Pair Corralation between Investment Managers and IndexIQ

If you would invest  1,515  in Investment Managers Series on September 4, 2024 and sell it today you would earn a total of  58.00  from holding Investment Managers Series or generate 3.83% return on investment over 90 days.
Time Period3 Months [change]
DirectionMoves Together 
StrengthInsignificant
Accuracy4.76%
ValuesDaily Returns

Investment Managers Series  vs.  IndexIQ

 Performance 
       Timeline  
Investment Managers 

Risk-Adjusted Performance

11 of 100

 
Weak
 
Strong
OK
Compared to the overall equity markets, risk-adjusted returns on investments in Investment Managers Series are ranked lower than 11 (%) of all global equities and portfolios over the last 90 days. Despite fairly strong basic indicators, Investment Managers is not utilizing all of its potentials. The current stock price confusion, may contribute to short-horizon losses for the traders.
IndexIQ 

Risk-Adjusted Performance

0 of 100

 
Weak
 
Strong
Very Weak
Over the last 90 days IndexIQ has generated negative risk-adjusted returns adding no value to investors with long positions. Despite fairly strong basic indicators, IndexIQ is not utilizing all of its potentials. The current stock price confusion, may contribute to short-horizon losses for the traders.

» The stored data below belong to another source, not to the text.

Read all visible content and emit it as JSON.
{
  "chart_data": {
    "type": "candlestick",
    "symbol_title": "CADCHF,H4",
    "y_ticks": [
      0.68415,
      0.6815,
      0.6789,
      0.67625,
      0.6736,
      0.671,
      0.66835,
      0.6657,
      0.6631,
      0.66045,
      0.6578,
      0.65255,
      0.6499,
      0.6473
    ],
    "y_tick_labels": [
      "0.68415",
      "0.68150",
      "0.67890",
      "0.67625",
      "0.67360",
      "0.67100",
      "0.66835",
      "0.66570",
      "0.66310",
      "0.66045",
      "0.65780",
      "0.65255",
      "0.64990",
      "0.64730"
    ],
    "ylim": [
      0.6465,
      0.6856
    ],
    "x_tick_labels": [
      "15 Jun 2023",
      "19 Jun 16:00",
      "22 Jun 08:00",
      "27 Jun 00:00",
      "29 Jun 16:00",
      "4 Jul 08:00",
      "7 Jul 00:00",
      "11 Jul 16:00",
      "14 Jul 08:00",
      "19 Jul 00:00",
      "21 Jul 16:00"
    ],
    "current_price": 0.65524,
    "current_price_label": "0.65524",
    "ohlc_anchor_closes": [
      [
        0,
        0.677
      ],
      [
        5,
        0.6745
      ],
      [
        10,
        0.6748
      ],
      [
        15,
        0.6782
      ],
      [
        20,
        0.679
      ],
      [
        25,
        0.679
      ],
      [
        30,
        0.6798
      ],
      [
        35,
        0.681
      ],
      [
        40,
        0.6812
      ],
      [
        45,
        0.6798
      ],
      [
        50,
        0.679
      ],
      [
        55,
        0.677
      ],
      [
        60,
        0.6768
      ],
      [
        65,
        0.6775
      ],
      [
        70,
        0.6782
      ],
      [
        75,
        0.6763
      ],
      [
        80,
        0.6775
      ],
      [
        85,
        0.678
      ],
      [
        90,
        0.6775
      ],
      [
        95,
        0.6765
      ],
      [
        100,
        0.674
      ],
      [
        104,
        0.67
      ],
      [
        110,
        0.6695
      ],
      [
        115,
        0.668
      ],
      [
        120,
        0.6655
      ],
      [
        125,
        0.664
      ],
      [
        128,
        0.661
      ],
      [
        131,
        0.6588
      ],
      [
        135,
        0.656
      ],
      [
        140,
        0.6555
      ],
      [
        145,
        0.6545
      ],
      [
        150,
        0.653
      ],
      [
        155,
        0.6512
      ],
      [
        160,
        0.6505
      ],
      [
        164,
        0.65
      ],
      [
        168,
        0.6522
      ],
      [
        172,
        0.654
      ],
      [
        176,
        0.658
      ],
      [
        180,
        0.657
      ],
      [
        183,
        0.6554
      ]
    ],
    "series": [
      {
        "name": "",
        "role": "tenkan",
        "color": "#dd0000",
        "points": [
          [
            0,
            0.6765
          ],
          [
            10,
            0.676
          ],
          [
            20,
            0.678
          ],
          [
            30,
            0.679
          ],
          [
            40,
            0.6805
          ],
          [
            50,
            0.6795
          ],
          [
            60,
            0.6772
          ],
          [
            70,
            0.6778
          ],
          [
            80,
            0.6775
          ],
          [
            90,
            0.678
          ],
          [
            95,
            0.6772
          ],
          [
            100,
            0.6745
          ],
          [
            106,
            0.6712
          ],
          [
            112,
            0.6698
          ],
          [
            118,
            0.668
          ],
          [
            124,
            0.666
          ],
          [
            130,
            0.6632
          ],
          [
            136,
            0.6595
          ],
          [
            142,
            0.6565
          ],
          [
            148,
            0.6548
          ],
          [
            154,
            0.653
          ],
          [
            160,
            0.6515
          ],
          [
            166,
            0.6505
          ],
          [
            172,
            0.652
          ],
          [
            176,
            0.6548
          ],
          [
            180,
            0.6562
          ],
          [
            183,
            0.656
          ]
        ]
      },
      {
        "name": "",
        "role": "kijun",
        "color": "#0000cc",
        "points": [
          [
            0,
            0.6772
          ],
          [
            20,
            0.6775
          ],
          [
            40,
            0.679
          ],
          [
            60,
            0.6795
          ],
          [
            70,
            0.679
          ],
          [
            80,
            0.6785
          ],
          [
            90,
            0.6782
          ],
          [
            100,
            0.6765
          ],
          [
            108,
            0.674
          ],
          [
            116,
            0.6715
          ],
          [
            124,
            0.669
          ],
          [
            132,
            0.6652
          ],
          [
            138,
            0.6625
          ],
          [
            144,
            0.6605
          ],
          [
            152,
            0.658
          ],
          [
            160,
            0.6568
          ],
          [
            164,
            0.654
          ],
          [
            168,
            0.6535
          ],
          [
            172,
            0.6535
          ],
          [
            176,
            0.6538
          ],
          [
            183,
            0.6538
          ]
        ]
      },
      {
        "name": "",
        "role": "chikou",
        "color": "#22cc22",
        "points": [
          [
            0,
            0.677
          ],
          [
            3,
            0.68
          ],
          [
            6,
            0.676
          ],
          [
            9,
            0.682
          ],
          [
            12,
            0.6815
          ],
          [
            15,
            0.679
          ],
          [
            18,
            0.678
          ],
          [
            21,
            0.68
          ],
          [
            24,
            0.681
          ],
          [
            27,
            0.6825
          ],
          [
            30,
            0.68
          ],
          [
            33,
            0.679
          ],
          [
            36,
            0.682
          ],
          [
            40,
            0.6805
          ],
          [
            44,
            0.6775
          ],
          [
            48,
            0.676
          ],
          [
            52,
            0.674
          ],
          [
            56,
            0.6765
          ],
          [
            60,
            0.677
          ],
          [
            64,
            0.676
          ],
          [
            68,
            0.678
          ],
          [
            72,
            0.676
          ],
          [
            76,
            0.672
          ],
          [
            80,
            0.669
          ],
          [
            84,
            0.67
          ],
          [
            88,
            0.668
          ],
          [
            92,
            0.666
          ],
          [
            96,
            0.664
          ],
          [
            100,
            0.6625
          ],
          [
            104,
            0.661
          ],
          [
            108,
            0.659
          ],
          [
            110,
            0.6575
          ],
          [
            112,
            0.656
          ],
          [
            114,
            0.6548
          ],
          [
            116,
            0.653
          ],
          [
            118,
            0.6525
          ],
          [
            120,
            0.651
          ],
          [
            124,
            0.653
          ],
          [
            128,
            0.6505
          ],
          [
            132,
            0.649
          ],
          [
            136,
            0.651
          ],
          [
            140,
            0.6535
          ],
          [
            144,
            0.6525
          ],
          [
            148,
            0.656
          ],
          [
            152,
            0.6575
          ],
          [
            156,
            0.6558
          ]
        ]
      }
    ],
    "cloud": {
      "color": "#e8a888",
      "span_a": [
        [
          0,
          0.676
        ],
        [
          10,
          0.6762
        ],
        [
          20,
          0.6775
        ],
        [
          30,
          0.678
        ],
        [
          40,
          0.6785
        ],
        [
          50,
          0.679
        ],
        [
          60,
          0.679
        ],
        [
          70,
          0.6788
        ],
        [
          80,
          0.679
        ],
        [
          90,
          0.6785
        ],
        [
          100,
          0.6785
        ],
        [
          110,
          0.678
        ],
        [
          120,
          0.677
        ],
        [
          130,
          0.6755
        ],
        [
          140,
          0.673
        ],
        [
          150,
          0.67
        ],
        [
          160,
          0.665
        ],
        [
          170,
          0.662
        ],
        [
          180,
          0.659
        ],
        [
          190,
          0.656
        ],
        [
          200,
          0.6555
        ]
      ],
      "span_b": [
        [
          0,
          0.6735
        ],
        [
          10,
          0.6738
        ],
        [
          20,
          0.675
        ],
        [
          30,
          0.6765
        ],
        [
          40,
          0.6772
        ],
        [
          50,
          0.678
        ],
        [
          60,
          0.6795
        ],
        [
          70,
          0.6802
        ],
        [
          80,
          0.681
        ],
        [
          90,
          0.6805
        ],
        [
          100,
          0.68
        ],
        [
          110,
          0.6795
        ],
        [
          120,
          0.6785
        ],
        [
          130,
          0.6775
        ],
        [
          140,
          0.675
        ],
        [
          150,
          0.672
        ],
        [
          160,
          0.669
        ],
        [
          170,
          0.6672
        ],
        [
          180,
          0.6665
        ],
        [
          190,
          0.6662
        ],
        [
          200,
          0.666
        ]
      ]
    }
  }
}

Investment Managers and IndexIQ Volatility Contrast

   Predicted Return Density   
       Returns  

Pair Trading with Investment Managers and IndexIQ

The main advantage of trading using opposite Investment Managers and IndexIQ positions is that it hedges away some unsystematic risk. Because of two separate transactions, even if Investment Managers position performs unexpectedly, IndexIQ can make up some of the losses. Pair trading also minimizes risk from directional movements in the market. For example, if an entire industry or sector drops because of unexpected headlines, the short position in IndexIQ will offset losses from the drop in IndexIQ's long position.
The idea behind Investment Managers Series and IndexIQ pairs trading is to make the combined position market-neutral, meaning the overall market's direction will not affect its win or loss (or potential downside or upside). This can be achieved by designing a pairs trade with two highly correlated stocks or equities that operate in a similar space or sector, making it possible to obtain profits through simple and relatively low-risk investment.
Check out your portfolio center.
Note that this page's information should be used as a complementary analysis to find the right mix of equity instruments to add to your existing portfolios or create a brand new portfolio. You can also try the Risk-Return Analysis module to view associations between returns expected from investment and the risk you assume.